Ниилиль только головой покачала. Она помнила людей: длинноруких, смуглых, коренастых, чем-то напоминающих земляных, из тех, что на лицо подурнее. Помнила, как с любопытством подглядывала за их детишками, прибежавшими плескаться на речку, удивлялась, как они все-таки схожи с удэши: так же смеются, лопочут о своем. Мечтала, что уж там, о том, как и у нее маленький появится.
Но чтобы люди придумали что-то, до чего не дошли удэши?
Свесив ноги с ложа, она потянулась к тканям, щупая их и удивляясь теплу и прочности. И что не пахло силой, вот ни чуточки. Как бы ни старался согреть свои ветра Янтор, все равно ей скоро стало зябко, и он, заметив это, помог ей одеться. В горском наряде Ниилиль стала такой забавной и… настоящей? Близкой? Телесной? Настолько, что Янтор впервые за многие столетия ощутил желание, изумился этому несказанно, но сдержался: сперва следовало накормить Ниилиль, дать ей набраться сил, а потом уж… Это было людское, слишком уж долго он жил среди них, чтобы не пропитаться их духом.
А Ниилиль будто только из Стихии вышла. Удивлялась всему, даже простой еде, трогала тонкими пальцами, изумленно округляла губы, «Ой!» и «Ах!» слетали с них каждую минуту. Привыкшая к жареному мясу без соли и специй и фруктам, она даже на хлеб смотрела так, будто это был подарок Стихий, а попробовав, и вовсе долго жмурилась, жуя по крошечному кусочку.
— Как странно!
Он учил ее новым словам и растекался от умиления, когда она повторяла их, схватывая правильное произношение. Учил, конечно, горскому диалекту, мешая со всеобщим, которого и сам изрядно понабрался, занимаясь делами людей за пределами Эфара. Потом научит обоим языкам, чтобы понимала все. Но сейчас главное, чтобы с людьми общаться могла, а не только слушать его ветра и звон своих вод.

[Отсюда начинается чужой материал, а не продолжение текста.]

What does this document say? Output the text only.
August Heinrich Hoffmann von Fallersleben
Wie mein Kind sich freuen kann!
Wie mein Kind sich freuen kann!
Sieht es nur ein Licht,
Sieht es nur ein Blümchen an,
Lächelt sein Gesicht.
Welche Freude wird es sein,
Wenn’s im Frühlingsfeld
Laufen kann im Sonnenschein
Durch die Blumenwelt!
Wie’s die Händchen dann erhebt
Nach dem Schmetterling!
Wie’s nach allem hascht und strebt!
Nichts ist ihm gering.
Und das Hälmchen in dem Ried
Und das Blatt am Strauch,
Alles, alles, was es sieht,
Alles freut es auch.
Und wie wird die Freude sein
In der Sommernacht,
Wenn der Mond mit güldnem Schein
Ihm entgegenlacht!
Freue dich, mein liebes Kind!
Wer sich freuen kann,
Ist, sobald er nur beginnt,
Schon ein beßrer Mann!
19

— Так много всего… Голова кругом, — смеялась она, но спрашивала и спрашивала, не уставая. Только однажды посерьезнела:
— А Эфар на меня до сих пор злится?
Он вздохнул, погладил ее солнечные кудри:
— Эфара больше нет, сердце мое.
— Как — нет? — заморгала Ниллиль. — Он же… Такой старый и сильный! Ой… Неужели с ним что-то случилось? А Акмал?
— Я убил его на поединке. Акмал жива, приглядывает за людьми. Она тоже долго спала, хоть и не так долго, как ты. Уснула на две тысячи лет, пропустила и Искажение Стихий, и Исцеление… Многое пропустила, теперь вот наверстывает, бродит по Эфару, напитывает землю силой.